A study by George Washington University estimated that 10,000 HIV infections were averted in the 10 years that followed. The Philadelphia Department of Public Health reports that this study and more than 100 others support the effectiveness of syringe exchange programs.
From my years as an ACT UP activist in the early ‘90s through my experience in the health department’s HIV program and directing the city’s public health preparedness, I know that cutting off a successful, evidence-based health program will only lead to a reemergence of preventable conditions.
Are two outside OpEd columns in six days enough to tell us that this is the Inquirer’s editorial position as well? Yeah, it actually is, as the Editorial Board wrote on St Patrick’s Day, saying, “Harm reduction must be part of efforts to end Kensington drug market. These services have their fair share of critics within the neighborhood, but they help keep people alive who are struggling with addiction.”

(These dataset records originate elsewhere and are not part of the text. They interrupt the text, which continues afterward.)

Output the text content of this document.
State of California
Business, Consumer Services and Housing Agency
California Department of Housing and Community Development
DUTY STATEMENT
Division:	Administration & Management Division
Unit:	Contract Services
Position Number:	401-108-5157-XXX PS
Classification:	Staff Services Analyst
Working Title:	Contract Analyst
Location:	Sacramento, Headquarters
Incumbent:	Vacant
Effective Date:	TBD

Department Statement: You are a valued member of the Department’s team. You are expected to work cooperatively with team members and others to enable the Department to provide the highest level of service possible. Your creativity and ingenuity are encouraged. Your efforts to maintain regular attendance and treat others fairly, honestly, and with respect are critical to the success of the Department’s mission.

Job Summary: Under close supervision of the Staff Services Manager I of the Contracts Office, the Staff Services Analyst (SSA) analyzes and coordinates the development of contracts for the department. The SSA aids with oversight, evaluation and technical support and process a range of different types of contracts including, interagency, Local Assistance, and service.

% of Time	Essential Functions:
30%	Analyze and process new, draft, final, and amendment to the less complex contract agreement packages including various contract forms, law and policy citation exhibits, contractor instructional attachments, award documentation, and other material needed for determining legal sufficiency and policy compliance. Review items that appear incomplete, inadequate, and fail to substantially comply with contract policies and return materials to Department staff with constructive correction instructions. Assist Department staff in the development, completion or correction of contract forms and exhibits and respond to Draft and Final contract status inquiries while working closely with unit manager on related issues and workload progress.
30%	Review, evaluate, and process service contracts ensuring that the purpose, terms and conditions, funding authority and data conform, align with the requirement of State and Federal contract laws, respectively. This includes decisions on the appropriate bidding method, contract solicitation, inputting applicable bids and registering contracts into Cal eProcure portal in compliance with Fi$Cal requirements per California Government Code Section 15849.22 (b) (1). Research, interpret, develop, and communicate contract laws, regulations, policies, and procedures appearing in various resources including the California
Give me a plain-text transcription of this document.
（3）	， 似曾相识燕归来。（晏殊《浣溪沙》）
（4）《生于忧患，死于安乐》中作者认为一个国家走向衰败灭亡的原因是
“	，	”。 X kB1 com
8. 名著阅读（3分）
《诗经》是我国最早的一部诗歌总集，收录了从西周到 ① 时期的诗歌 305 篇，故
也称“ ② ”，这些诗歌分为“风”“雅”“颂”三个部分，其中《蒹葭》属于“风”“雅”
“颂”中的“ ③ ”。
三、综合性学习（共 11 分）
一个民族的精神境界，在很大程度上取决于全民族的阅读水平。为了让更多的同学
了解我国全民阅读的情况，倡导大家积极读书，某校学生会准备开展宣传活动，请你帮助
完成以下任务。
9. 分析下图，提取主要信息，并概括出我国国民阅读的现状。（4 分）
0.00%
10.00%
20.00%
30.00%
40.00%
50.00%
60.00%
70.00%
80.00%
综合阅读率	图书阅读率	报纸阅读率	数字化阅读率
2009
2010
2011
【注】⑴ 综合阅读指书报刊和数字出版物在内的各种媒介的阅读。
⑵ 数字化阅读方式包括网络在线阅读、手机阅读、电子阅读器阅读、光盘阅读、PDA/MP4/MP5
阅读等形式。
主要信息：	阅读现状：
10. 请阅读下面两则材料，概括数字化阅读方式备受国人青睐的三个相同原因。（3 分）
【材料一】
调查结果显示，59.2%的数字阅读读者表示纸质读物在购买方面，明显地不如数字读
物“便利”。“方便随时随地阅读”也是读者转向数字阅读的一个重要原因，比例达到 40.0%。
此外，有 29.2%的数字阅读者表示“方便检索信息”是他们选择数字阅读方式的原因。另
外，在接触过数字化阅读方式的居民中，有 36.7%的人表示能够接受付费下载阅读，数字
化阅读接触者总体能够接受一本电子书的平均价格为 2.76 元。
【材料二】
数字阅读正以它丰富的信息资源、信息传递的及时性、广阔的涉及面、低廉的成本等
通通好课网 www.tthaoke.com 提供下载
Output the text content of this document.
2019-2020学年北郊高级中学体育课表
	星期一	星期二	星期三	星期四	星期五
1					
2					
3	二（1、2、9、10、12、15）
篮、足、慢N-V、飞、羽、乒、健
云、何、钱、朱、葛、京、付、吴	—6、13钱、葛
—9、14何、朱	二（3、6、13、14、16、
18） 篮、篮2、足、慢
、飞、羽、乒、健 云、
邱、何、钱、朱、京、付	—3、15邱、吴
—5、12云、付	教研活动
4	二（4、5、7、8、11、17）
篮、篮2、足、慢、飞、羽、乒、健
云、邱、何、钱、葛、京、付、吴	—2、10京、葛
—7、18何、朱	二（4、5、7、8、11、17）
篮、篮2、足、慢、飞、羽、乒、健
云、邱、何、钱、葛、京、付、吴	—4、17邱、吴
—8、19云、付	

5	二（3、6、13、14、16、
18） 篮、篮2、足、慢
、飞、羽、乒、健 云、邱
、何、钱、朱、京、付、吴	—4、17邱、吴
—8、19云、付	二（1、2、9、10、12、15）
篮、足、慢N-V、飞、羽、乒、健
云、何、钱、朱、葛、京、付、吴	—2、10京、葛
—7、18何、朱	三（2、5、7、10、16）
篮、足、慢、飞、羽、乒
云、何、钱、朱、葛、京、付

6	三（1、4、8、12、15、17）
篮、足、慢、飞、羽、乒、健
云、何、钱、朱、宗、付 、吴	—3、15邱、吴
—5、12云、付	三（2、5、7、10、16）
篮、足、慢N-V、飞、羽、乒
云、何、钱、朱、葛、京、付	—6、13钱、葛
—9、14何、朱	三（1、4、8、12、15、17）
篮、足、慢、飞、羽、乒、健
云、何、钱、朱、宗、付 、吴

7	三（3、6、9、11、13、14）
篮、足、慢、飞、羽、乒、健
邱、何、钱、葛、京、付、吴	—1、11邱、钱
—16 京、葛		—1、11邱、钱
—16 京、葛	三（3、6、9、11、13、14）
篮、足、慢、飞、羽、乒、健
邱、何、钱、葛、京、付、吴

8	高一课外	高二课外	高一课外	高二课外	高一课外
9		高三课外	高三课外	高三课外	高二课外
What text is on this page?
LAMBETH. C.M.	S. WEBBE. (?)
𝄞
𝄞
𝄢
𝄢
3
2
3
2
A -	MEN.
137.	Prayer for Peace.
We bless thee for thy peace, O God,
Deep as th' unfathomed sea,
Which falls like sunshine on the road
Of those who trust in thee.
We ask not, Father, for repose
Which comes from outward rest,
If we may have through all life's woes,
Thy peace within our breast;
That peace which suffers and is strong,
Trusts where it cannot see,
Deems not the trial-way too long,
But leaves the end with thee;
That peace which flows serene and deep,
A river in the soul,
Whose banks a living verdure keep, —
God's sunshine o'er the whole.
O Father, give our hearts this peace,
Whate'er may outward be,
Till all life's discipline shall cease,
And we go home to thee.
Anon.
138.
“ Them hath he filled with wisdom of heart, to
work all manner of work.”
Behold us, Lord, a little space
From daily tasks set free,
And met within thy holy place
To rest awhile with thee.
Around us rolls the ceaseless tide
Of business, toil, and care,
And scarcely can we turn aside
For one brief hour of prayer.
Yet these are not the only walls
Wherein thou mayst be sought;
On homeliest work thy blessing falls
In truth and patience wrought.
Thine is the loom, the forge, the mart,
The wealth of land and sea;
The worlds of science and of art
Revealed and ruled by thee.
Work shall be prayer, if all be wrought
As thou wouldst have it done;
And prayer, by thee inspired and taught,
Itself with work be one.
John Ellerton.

Parker has been unapologetic about making law enforcement a key part of her strategy, and few could credibly argue that policing should not play a role in the effort.
But the mayor would do well to recognize that harm reduction services that help protect people struggling with addiction until they’re ready for treatment can play a vital role in fixing what ails Kensington.
Parker’s recent moves, however, have left harm reduction providers feeling under siege when the mayor should be bringing them into the conversation about how to solve one of the city’s most intractable problems.
The Parker administration has said it will not allow any part of the $180 million coming to Philadelphia as part of a court settlement with opioid painkiller manufacturers to go to needle exchange programs. While the amount may be negligible — less than $40,000 in grants last year — the message is clear.
The Editorial Board have simply assumed that “keep(ing) people alive who are struggling with addiction” is a good thing, but doing that simply perpetuates the problem. The photo above shows all of those nice, clean, only-once-used needles littering the SEPTA tracks in Kensington. I have previously stated, in two separate articles entitled, “Sometimes you just have to be an [insert slang term for the rectum here] to do things right,” that being a nice, sympathetic, and compassionate guy leads to doing the wrong things. Keeping junkies alive and (somewhat) less unhealthy doesn’t fight the drug addiction problem that has littered Kensington’s streets and sidewalks and the SEPTA elevated train station into what we have previously noted as the open-air drug market in the Kensington section of Philadelphia; with published photos of junkies shooting up right on the street in front of SEPTA’s Allegheny Avenue train station, it’s pretty difficult not to notice. The government of Mexico has actually used photos of Kensington in ads to discourage drug use in Mexico! And Philly’s George Soros-sponsored, police-hating, and softer-than-Charmin-on-crime District Attorney Larry Krasner has actually filed suit to stop efforts to fight crime in Kensington and on SEPTA. But how can the city deal with junkies sprawled out on the sidewalks and alleys by further enabling them?
Mrs Mullins is right. Yeah, it can be argued that she is being insensitive and an [insert slang term for the rectum here], harshly uncaring about the people who have caused the blight which has destroyed a neighborhood, but decades of being nice and kind have not only perpetuated the problems but exacerbated them as well. We can’t really know how god, or bad, a Mayor she will turn out to be, but being harsh and aggressive shows that she is trying to get on the right track.